Outro problema que encontrei nesta obra é a personagem de Maria. José é exactamente o que eu esperava dele, sem tirar nem pôr. Anne Rice preferiu enveredar pela tradição católica de Maria sempre virgem, indicando que o casamento com José nunca foi consumado, nem antes de Jesus nem depois de Jesus, e que os irmãos de Jesus, de que fala a Bíblia, são irmãos adoptivos, um deles do primeiro casamento de José e alguns outros primos órfãos que sendo criados por Maria podiam mais tarde ter sido chamados de irmãos de Jesus. Em suma, Maria, puríssima, nunca conheceu carnalidade. Ora... (Não, nem vou por aí.) O que direi de Maria, sem perceber se Anne Rice fez isto de propósito ou não, é que me parece uma jovem mulher à beira de um ataque de nervos. É certo que ela dá o consentimento ao anjo "Faça-se em mim conforme a vontade do Senhor", mas tudo o resto me dá a entender que Maria tem um calado rancor ao que lhe aconteceu, ao que lhe estragou a reputação e a vida, ao que lhe estragou o casamento. Tenho a sensação, à medida que vou lendo, que a qualquer momento Maria vai agarrar os cabelos e desatar a gritar histericamente. Não vejo nela, nada de nada, a Maria Sereníssima. Sinceramente, até tive pena da personagem. Não sabemos, da Bíblia, quem era Maria na intimidade, mas sempre a imaginei alguém profundamente religioso, uma jovem tão devotada a Deus que foi por isso a escolhida, a abençoada entre as mulheres, o que na Idade Média se chamava uma "mística", uma santa, com visões e tudo. A Maria de Anne Rice também não percebe muito bem o que lhe aconteceu. E a minha sensação, errada ou não, é de que não gosta do que lhe aconteceu.

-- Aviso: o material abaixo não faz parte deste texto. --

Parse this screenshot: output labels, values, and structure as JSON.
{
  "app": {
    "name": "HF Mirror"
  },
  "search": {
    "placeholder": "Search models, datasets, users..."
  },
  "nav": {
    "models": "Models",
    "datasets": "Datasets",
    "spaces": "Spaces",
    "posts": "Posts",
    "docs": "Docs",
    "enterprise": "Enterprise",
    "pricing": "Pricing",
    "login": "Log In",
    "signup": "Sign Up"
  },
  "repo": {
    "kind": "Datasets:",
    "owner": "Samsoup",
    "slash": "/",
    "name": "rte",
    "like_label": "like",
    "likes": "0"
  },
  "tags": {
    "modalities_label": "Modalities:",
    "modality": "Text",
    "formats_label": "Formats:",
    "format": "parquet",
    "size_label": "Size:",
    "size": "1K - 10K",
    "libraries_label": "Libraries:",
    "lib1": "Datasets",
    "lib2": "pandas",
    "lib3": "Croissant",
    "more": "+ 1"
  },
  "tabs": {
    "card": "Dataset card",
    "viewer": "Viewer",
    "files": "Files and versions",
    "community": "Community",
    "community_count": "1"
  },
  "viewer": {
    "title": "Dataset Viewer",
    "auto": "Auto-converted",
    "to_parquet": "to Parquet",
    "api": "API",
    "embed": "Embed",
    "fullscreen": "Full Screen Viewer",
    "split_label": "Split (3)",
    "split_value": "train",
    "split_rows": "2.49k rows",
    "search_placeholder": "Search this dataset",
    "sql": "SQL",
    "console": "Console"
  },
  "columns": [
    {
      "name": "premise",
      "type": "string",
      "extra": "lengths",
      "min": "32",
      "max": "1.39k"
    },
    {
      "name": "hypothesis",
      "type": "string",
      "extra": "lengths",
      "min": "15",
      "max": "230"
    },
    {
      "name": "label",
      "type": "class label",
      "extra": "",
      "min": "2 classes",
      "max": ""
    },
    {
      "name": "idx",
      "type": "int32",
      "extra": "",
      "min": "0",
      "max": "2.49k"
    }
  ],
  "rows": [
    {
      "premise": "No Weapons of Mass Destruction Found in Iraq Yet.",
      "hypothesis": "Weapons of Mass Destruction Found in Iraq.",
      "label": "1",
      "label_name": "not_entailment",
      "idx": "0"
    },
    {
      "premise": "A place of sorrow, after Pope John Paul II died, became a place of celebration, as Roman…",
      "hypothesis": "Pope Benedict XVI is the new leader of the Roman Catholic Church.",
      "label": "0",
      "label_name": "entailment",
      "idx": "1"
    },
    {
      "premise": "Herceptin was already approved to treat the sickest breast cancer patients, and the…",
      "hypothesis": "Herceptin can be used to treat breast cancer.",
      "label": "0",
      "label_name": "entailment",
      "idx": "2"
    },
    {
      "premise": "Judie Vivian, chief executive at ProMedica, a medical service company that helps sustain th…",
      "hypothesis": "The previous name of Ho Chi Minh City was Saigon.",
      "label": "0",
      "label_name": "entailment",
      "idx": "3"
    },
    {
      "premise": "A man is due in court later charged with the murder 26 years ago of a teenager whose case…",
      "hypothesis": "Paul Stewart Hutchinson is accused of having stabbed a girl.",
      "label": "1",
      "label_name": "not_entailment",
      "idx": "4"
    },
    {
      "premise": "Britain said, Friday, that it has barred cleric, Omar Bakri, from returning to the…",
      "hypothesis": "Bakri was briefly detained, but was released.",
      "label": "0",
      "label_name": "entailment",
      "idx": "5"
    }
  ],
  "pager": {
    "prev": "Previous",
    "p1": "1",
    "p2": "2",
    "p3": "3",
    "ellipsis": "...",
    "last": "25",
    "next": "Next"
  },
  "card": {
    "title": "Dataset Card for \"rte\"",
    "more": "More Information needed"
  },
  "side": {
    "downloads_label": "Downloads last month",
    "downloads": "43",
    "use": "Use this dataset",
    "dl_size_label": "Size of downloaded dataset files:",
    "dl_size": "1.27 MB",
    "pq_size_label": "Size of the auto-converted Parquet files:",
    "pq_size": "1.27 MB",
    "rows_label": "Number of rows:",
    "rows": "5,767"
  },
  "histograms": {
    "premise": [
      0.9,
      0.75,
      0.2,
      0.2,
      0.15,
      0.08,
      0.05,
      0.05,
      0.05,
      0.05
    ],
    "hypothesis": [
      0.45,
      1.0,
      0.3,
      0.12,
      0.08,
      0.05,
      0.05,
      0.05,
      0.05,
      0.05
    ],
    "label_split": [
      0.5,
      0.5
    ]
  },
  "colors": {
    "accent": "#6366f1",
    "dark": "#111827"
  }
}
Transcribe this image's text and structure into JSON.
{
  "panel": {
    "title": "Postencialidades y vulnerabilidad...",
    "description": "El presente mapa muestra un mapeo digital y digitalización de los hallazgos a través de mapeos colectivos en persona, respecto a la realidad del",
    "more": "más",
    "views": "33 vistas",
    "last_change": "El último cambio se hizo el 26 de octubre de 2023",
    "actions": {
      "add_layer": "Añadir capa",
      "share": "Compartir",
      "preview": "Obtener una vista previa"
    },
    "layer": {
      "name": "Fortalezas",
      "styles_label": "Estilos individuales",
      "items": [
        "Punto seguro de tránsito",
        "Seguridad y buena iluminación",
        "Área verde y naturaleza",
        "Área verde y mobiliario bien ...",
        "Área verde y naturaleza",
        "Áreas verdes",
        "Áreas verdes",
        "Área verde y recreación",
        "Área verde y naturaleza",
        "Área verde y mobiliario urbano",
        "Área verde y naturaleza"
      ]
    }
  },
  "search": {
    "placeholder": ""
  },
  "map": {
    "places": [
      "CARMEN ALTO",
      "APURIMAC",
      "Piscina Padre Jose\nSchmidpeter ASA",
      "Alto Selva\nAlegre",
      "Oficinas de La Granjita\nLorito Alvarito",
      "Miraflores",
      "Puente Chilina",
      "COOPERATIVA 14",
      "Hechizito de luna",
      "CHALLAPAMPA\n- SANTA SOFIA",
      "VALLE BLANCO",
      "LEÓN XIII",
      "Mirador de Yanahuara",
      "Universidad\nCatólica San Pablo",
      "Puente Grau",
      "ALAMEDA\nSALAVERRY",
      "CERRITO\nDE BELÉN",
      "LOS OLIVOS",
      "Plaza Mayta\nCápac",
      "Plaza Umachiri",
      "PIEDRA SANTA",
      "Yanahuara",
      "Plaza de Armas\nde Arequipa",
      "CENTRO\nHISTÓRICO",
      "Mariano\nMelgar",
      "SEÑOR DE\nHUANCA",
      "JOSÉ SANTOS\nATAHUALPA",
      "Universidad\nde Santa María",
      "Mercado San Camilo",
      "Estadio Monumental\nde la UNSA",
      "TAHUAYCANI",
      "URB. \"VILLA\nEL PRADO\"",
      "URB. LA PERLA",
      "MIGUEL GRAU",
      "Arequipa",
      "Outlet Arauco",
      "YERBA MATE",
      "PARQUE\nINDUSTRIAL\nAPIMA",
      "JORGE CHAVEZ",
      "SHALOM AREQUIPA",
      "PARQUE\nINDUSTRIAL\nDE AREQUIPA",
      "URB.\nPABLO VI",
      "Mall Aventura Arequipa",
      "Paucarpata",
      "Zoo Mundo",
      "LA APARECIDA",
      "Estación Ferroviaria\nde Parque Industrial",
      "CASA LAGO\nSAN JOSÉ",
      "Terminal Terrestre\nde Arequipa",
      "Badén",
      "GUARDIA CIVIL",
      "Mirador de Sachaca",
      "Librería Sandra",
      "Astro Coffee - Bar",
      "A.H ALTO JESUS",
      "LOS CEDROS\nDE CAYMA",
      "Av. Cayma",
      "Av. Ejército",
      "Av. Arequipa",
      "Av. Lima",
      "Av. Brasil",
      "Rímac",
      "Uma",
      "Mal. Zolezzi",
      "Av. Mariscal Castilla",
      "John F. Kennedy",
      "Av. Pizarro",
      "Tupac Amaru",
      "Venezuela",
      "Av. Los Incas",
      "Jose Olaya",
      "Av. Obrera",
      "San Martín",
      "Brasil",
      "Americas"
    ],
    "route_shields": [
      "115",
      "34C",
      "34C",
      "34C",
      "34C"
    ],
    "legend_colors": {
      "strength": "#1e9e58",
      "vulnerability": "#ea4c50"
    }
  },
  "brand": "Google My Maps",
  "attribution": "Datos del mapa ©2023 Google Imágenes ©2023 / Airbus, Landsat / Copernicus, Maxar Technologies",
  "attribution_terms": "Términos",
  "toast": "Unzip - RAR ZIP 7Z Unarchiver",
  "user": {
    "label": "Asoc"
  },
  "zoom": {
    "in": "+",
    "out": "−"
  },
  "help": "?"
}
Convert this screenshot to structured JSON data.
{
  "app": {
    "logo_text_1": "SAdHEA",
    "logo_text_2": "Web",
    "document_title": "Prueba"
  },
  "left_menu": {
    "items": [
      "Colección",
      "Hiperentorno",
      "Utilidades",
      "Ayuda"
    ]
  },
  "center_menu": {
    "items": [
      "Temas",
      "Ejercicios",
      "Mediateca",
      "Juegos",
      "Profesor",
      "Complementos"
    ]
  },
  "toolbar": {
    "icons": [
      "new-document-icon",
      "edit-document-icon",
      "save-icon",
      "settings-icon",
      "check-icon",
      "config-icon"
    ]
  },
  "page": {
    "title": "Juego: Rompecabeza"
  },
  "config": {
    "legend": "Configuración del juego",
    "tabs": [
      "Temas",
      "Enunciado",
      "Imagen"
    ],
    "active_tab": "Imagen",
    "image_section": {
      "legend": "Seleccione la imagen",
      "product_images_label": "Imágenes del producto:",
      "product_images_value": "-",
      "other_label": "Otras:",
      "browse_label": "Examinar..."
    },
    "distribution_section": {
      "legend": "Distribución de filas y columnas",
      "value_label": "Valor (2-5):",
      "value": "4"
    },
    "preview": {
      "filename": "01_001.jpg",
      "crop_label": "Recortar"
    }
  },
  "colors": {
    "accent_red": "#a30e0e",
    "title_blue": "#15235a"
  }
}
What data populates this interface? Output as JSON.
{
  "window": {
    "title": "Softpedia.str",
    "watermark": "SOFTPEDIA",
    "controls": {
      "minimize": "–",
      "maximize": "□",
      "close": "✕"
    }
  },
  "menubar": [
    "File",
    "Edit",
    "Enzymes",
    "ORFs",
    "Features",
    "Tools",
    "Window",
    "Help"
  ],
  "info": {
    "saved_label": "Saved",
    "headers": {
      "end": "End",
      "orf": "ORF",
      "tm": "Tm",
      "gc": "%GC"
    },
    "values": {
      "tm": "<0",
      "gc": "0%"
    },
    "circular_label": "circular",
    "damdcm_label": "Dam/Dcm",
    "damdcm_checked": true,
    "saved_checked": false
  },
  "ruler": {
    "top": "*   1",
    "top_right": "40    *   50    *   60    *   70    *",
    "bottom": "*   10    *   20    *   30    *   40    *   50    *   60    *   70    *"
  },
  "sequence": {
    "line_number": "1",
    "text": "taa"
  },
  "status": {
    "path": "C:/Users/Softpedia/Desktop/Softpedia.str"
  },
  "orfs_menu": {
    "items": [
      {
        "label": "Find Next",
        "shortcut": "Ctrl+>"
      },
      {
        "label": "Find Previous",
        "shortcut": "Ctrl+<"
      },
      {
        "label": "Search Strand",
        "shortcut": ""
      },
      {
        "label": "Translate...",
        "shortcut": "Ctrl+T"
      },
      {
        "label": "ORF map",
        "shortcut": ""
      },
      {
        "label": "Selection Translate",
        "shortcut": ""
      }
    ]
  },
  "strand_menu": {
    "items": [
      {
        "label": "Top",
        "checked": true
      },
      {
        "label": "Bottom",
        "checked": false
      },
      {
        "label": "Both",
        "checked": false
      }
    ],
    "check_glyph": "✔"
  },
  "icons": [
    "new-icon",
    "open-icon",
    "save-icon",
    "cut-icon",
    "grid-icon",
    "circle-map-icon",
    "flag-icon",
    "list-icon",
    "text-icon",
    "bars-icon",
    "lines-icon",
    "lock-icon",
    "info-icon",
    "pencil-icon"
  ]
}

Outro aspecto digno de nota, pela sua possibilidade de polémica, é a família de Jesus. Não faço ideia de como era a espiritualidade dos judeus na época de Cristo, mas a família de Jesus, segundo o livro, era tão religiosa que nos nossos dias lhe chamaríamos fanática. Toda a vida daquela família, das orações da manhã às orações da noite, revolvia em torno das Escrituras, da Lei, da sinagoga. Seria fácil, para os críticos, atribuírem àquilo que hoje nos parece fanatismo as visões de anjos, a influência religiosa no pequeno Jesus, a sua inevitável conclusão de que é o Filho de Deus, o seu delírio religioso que o levaria à execução como Rei dos Judeus. Partidários desta opinião considerarão que os milagres foram alucinações ou pura e simplesmente não aconteceram.
Mas arriscando tudo isto, a própria Anne Rice diz, na nota de autora:
 "I wanted to write the life of Jesus Christ. I had known that years ago. But now I was ready. I was ready to do violence to my career. I wanted to write the book in the first person. Nothing else mattered. I consecrated the book to Christ. I consecrated myself and my work to Christ. I didn't know exactly how I was going to do it."
Mas fez, e explica porque o fez, quase como numa necessidade, digo eu, de proclamar desta forma o evangelho, o que é um dever de todos os cristãos, da maneira que ela sabe fazer melhor, pela escrita.
Não sei, não faço ideia, se a leitura deste livro terá alguma influência nos não-crentes. Em mim, teve apenas a influência que aqui exponho, o confronto entre as minhas próprias ideias sobre a Sagrada Família e a interpretação de Anne Rice, mas a minha opinião quase não conta porque Anne Rice, no meu caso, está a pregar para o coro (eu já estou convertida). Não aconselho este livro aos leitores do trabalho mais bem conhecido de Anne Rice, as Vampire Chronicles, se acharam que os momentos religiosos não tinham ali razão de ser. Não aconselho a quem leu Memnoch e não gostou por achar o livro demasiado religioso. Christ The Lord Out Of Egypt é religioso, e quem não estiver interessado em religião não conseguirá, acho eu, suportar as cerca de 120 páginas a contar a vida da criança-Jesus. Posso estar enganada, mas não me parece. Aconselho exactamente aos outros, aos que leram Memnoch e gostaram, aos crentes, aos que se interessam por religião.
Por falar em Memnoch, e como não podia deixar de ser, digo eu que conheço Anne Rice, um dos episódios mais empolgantes do livro é quando Jesus tem um sonho perturbador com um ser lindíssimo e alado que lhe coloca questões a que o próprio Jesus não sabe responder. O ser alado também não sabe quem ele é, o que demonstra o grau de afastamento entre Lúcifer e os planos divinos. Pois, claro, este ser alado é Lúcifer, e basta ele aparecer para reconhecermos o melhor de Anne Rice em todo o seu esplendor. Anne Rice escreve melhor sobre a escuridão. Nada a fazer.
Mas não sei se esta obra é exactamente o que ela disse, uma "obra sobre a Luz". Eu achei-a algo triste e até abaladora, aqui e ali. E pensei, quando vi o reduzido tamanho do livro, que era pequeno. Mas o conteúdo, estranhamente, tão intenso e tão profundo, torna-o grande, imenso. Fiquei convencida, e tenciono ler os livros seguintes desta série apesar de todas as minhas reservas quanto à interpretação pessoal da autora.